Мало сказать, что мэр был ошарашен. Он был разбит. Его мир рассыпался на осколки внезапно и безнадежно, как оконное стекло от удара футбольного мяча. Дело даже не в этих двух нахальных типах, черт с ними, и не таких видел за свою жизнь. Но когда городской глава мысленно возвращался к своим странным посетителям, перед глазами почему-то вставала необъятная бездна мрака с тусклыми вкраплениями звезд. Пусто там было. Пусто, холодно и одиноко. И это холодное одиночество было страшнее всего, что он когда-либо переживал.
Вернувшись домой, Илья Ильич, как был, не переодеваясь, прошел к себе в кабинет. Бесцельно походил по комнате, потом лег на диван, кашлянул, всхлипнул, два раза икнул и умер.
Здесь, на диване, его обнаружила тетка Мария. Поняв, что случилось с хозяином, она сначала запричитала и заохала. На крики примчался шофер Василий. Он был человек опытный, прошедший две войны в составе ограниченного контингента войск. Он сразу все понял.

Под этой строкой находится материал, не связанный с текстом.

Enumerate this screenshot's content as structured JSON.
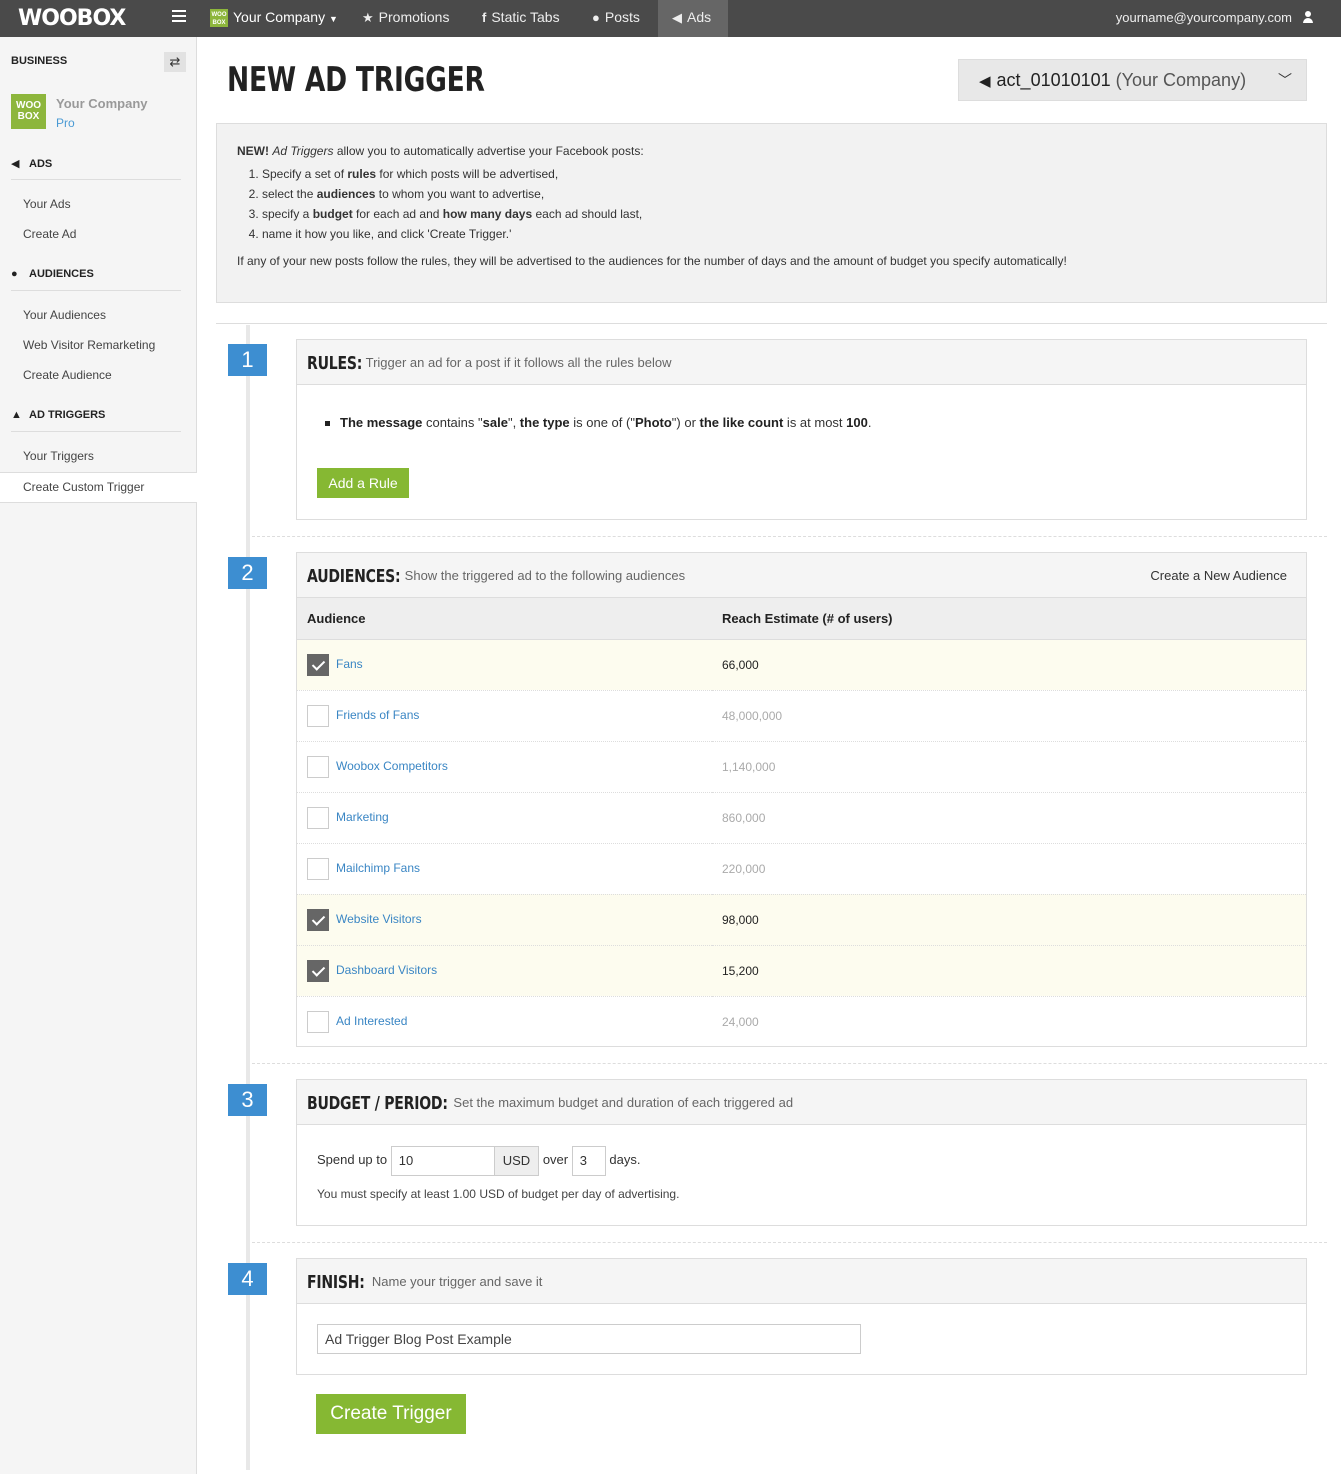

– Умер. Преставился хозяин. Судя по всему, полчаса-час назад, – коротко констатировал Василий, поискав пульс на шее у мэра.
Тетка Мария закивала головой и снова захлебнулась в рыданиях.
– Не убивайся. Все там будем, – нейтрально сказал шофер.
– Это точно, – сказала тетка Мария и сразу успокоилась, словно на тормоз нажала. Ее растекшееся было лицо снова стало привычно строгим.
– Я ничего, я для порядка, – сказала она.
Тетка Мария прошлась по кабинету, машинально подняла с пола упавшую подушку, потом махнула рукой и достала из бара бутылку самого дорогого коньяка:
– Помер Трофим, да и хрен с ним. В народе так говорят. Давай, Василий, за помин заблудшей души.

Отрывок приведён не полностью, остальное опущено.